Michael saw him, disappearing through the doors. It might have been Vaughan. “I don’t know,” he yelled back.
Charles upped the pace, nearly knocking down a middle-aged woman. “Sorry,” Michael called as he dashed past. They dodged the metal legs of the water tower and ran up a short flight of stairs into the building.
Two dozen people filled the inside corridor. The walls were hung with huge, sepia-toned photos of Hayti. As Michael watched, the man in the tan cap climbed another set of steps to take him up to the level of Blackwell Street, exited the doors there, and turned left.
Once on Blackwell Street, the crowds eased enough for Charles to break into a run. Though Michael tried to keep up, his ribs screamed with pain. With his last breath he yelled, “Hey!” and then slumped to a stop, cool air wheezing into his lungs.
The man in the tan cap turned around.
Michael’s legs had turned to concrete. He pictured a gun in Vaughan’s hand, pictured him turning, raising it, opening fire—
It wasn’t Vaughan.
Charles, who had stopped short of tackling the man, looked at Michael, and Michael shook his head. “No,” he said.
“Sorry,” Charles said to the man in the tan cap. The man was about Vaughan’s size, except older and puffier in the face. “Thought you were somebody else.”
“You boys need to calm yourselves down,” the man said. “Before y’all hurt somebody.”

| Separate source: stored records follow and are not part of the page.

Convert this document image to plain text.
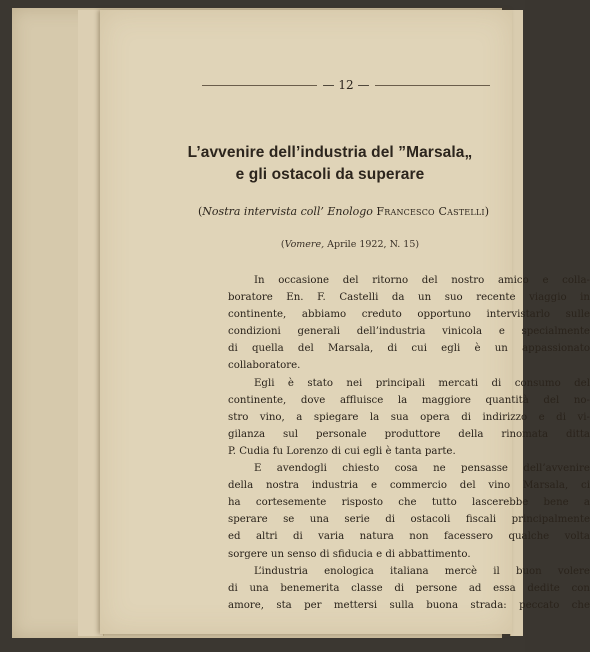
— 12 —
L’avvenire dell’industria del ”Marsala„
e gli ostacoli da superare
(Nostra intervista coll’ Enologo Francesco Castelli)
(Vomere, Aprile 1922, N. 15)
In occasione del ritorno del nostro amico e colla-
boratore En. F. Castelli da un suo recente viaggio in
continente, abbiamo creduto opportuno intervistarlo sulle
condizioni generali dell’industria vinicola e specialmente
di quella del Marsala, di cui egli è un appassionato
collaboratore.
Egli è stato nei principali mercati di consumo del
continente, dove affluisce la maggiore quantità del no-
stro vino, a spiegare la sua opera di indirizzo e di vi-
gilanza sul personale produttore della rinomata ditta
P. Cudia fu Lorenzo di cui egli è tanta parte.
E avendogli chiesto cosa ne pensasse dell’avvenire
della nostra industria e commercio del vino Marsala, ci
ha cortesemente risposto che tutto lascerebbe bene a
sperare se una serie di ostacoli fiscali principalmente
ed altri di varia natura non facessero qualche volta
sorgere un senso di sfiducia e di abbattimento.
L’industria enologica italiana mercè il buon volere
di una benemerita classe di persone ad essa dedite con
amore, sta per mettersi sulla buona strada: peccato che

Michael staggered into the building and leaned against one wall, staring up at a photo of Pettigrew Street in its heyday. He’d seen it before; the few surviving Hayti photos had been endlessly recycled. This one showed the Biltmore Hotel, Regal Theater, and the Donut Shop, with a pair of 1930s cars parked in the foreground by the railroad tracks. It seemed a bad omen, a harbinger of doom and destruction.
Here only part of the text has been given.